これまでのキャリアを振り返ると、スペイン代表で2015年のユーロで優勝したのが一番の思い出だ。特に準決勝で開催国フランスに勝ったのは素晴らしかった。会場の雰囲気、試合の内容ともに最高だったよ。

──日本でも有名なリッキー・ルビオとの付き合いが長いと聞いています。

リッキーのことは14歳の頃から知っている。ずっとアンダー世代から一緒だった。彼は特別な選手で、一緒にプレーすると本当にやりやすい。また、コートの外では兄弟のような関係だ。

パブロ・アギラール

ファジーカスは「スペシャルな選手」

──これから、いかにチームメートに馴染んでいけるのかが終盤に向けて大事な要素となってきます。特に大黒柱のニック・ファジーカス選手といかに連携を確立できるかは重要ですが、どんな印象を抱きましたか。

練習でも次々と得点している姿を見せているけど、彼のシュートタッチは信じられないね。

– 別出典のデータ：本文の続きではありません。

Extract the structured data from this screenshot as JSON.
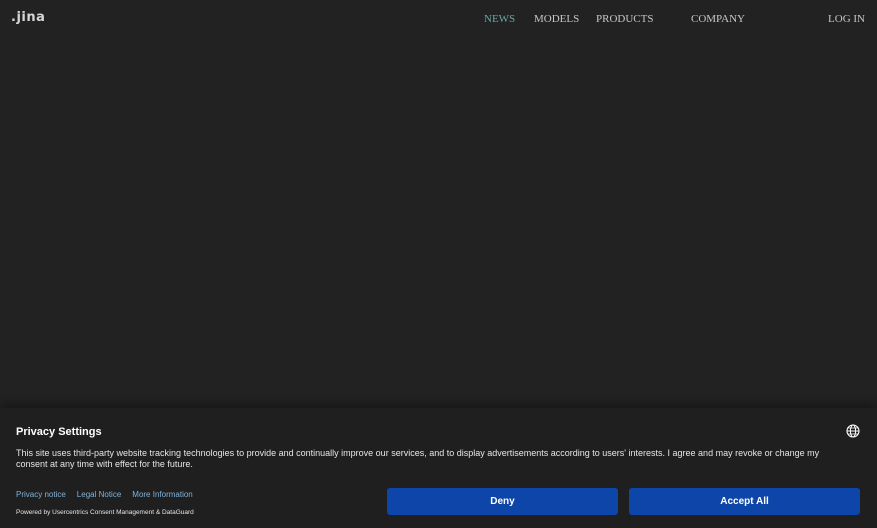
{
  "header": {
    "logo_text": ".jina",
    "nav": [
      {
        "label": "NEWS",
        "active": true
      },
      {
        "label": "MODELS",
        "active": false
      },
      {
        "label": "PRODUCTS",
        "active": false
      },
      {
        "label": "COMPANY",
        "active": false
      }
    ],
    "login_label": "LOG IN"
  },
  "consent": {
    "title": "Privacy Settings",
    "language_icon": "globe-icon",
    "body": "This site uses third-party website tracking technologies to provide and continually improve our services, and to display advertisements according to users' interests. I agree and may revoke or change my consent at any time with effect for the future.",
    "links": {
      "privacy_notice": "Privacy notice",
      "legal_notice": "Legal Notice",
      "more_information": "More Information"
    },
    "powered_by": "Powered by Usercentrics Consent Management & DataGuard",
    "deny_label": "Deny",
    "accept_label": "Accept All"
  },
  "colors": {
    "background": "#222222",
    "banner": "#1f1f1f",
    "accent_nav": "#6ba6a0",
    "button": "#0e45a8",
    "link": "#7fb3d9"
  }
}
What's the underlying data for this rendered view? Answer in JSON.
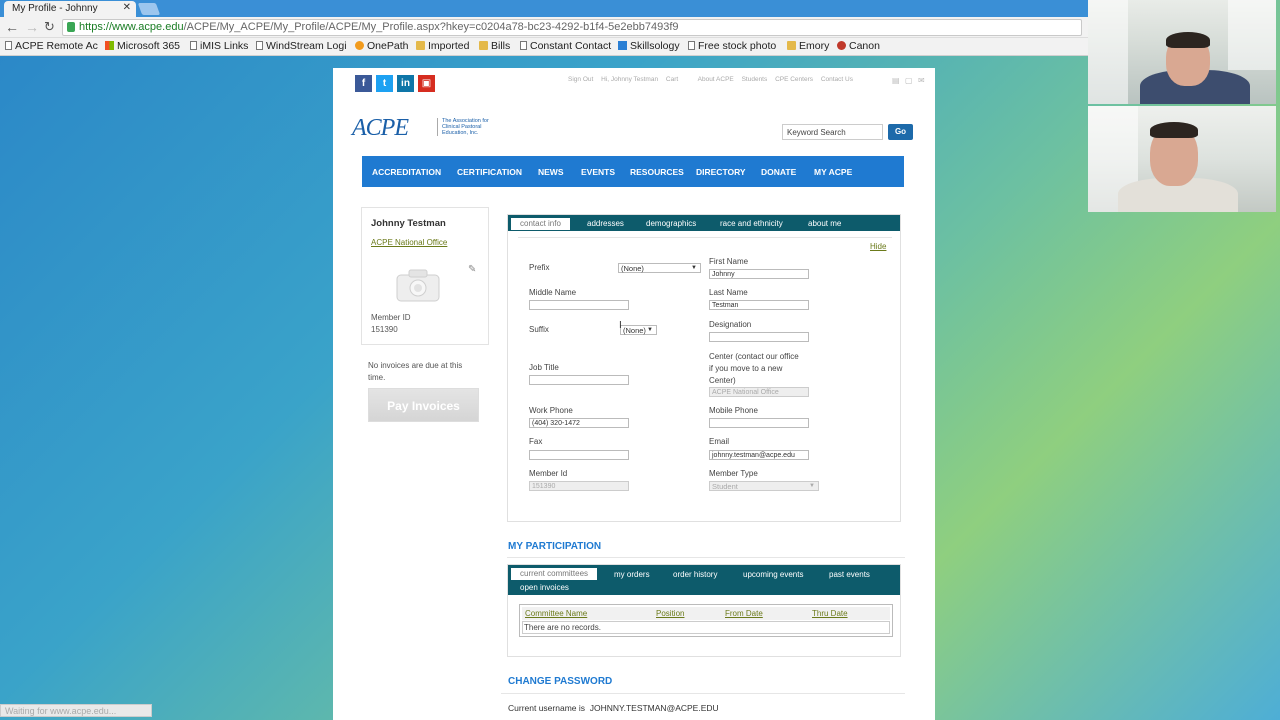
{
  "browser": {
    "tab_title": "My Profile - Johnny",
    "url_host": "https://www.acpe.edu",
    "url_path": "/ACPE/My_ACPE/My_Profile/ACPE/My_Profile.aspx?hkey=c0204a78-bc23-4292-b1f4-5e2ebb7493f9",
    "bookmarks": [
      "ACPE Remote Ac",
      "Microsoft 365",
      "iMIS Links",
      "WindStream Logi",
      "OnePath",
      "Imported",
      "Bills",
      "Constant Contact",
      "Skillsology",
      "Free stock photo",
      "Emory",
      "Canon"
    ],
    "status": "Waiting for www.acpe.edu..."
  },
  "header": {
    "social": [
      "f",
      "t",
      "in",
      "▣"
    ],
    "top_links": [
      "Sign Out",
      "Hi, Johnny Testman",
      "Cart",
      "About ACPE",
      "Students",
      "CPE Centers",
      "Contact Us"
    ],
    "logo": "ACPE",
    "logo_sub": "The Association for Clinical Pastoral Education, Inc.",
    "search_placeholder": "Keyword Search",
    "go": "Go"
  },
  "nav": [
    "ACCREDITATION",
    "CERTIFICATION",
    "NEWS",
    "EVENTS",
    "RESOURCES",
    "DIRECTORY",
    "DONATE",
    "MY ACPE"
  ],
  "profile": {
    "name": "Johnny Testman",
    "office": "ACPE National Office",
    "member_id_label": "Member ID",
    "member_id": "151390",
    "invoice_note": "No invoices are due at this time.",
    "pay_button": "Pay Invoices"
  },
  "contact": {
    "tabs": [
      "contact info",
      "addresses",
      "demographics",
      "race and ethnicity",
      "about me"
    ],
    "hide": "Hide",
    "prefix_label": "Prefix",
    "prefix_value": "(None)",
    "middle_label": "Middle Name",
    "middle_value": "",
    "suffix_label": "Suffix",
    "suffix_value": "(None)",
    "job_label": "Job Title",
    "job_value": "",
    "work_phone_label": "Work Phone",
    "work_phone_value": "(404) 320-1472",
    "fax_label": "Fax",
    "fax_value": "",
    "member_id_label": "Member Id",
    "member_id_value": "151390",
    "first_label": "First Name",
    "first_value": "Johnny",
    "last_label": "Last Name",
    "last_value": "Testman",
    "designation_label": "Designation",
    "designation_value": "",
    "center_label": "Center (contact our office if you move to a new Center)",
    "center_value": "ACPE National Office",
    "mobile_label": "Mobile Phone",
    "mobile_value": "",
    "email_label": "Email",
    "email_value": "johnny.testman@acpe.edu",
    "member_type_label": "Member Type",
    "member_type_value": "Student"
  },
  "participation": {
    "title": "MY PARTICIPATION",
    "tabs": [
      "current committees",
      "my orders",
      "order history",
      "upcoming events",
      "past events",
      "open invoices"
    ],
    "columns": [
      "Committee Name",
      "Position",
      "From Date",
      "Thru Date"
    ],
    "empty": "There are no records."
  },
  "password": {
    "title": "CHANGE PASSWORD",
    "username_label": "Current username is",
    "username": "JOHNNY.TESTMAN@ACPE.EDU"
  },
  "colors": {
    "nav_blue": "#1f7ad1",
    "tab_teal": "#0d5b6b",
    "link_olive": "#6b7a1a"
  }
}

彼ほどのタッチを持った選手はこれまで見たことがない。まさにスペシャルな選手で、一緒にプレーするのは楽しみだよ。

──自分はどんなタイプの選手であり、どんな役割でチームに貢献していきたいと考えていますか。

今は4番と5番、時には3番でもプレーしている。僕が入ることで、チームにより多くの要素をもたらしたいと思う。リバウンド、インテンシティを大事にし、ボールを持ったら積極的にアタックしていきたい。

ただ、何よりも重要なのはコーチの求めるプレーをこなすこと。みんながより良いプレーができるような仕事をすることだ。1試合、20得点を挙げるために川崎に来たわけではないし、チームもそのために僕を獲得したのではないと思う。僕は川崎のリーグ優勝を手助けするために加入した。そのためにもチームに早くフィットして、みんなと同じ方向を向いてプレーしないといけない。

──最後にファンへのメッセージをお願いします。

まだ、試合でプレーできていないけど、早くみんなと一緒に戦えることを期待している。ファンを楽しませ、ハッピーになってもらいたいといつも考えているので、そのためにも優勝したい。コート上では様々なことができることを証明したいし、川崎のために自分の持っているすべてを捧げる。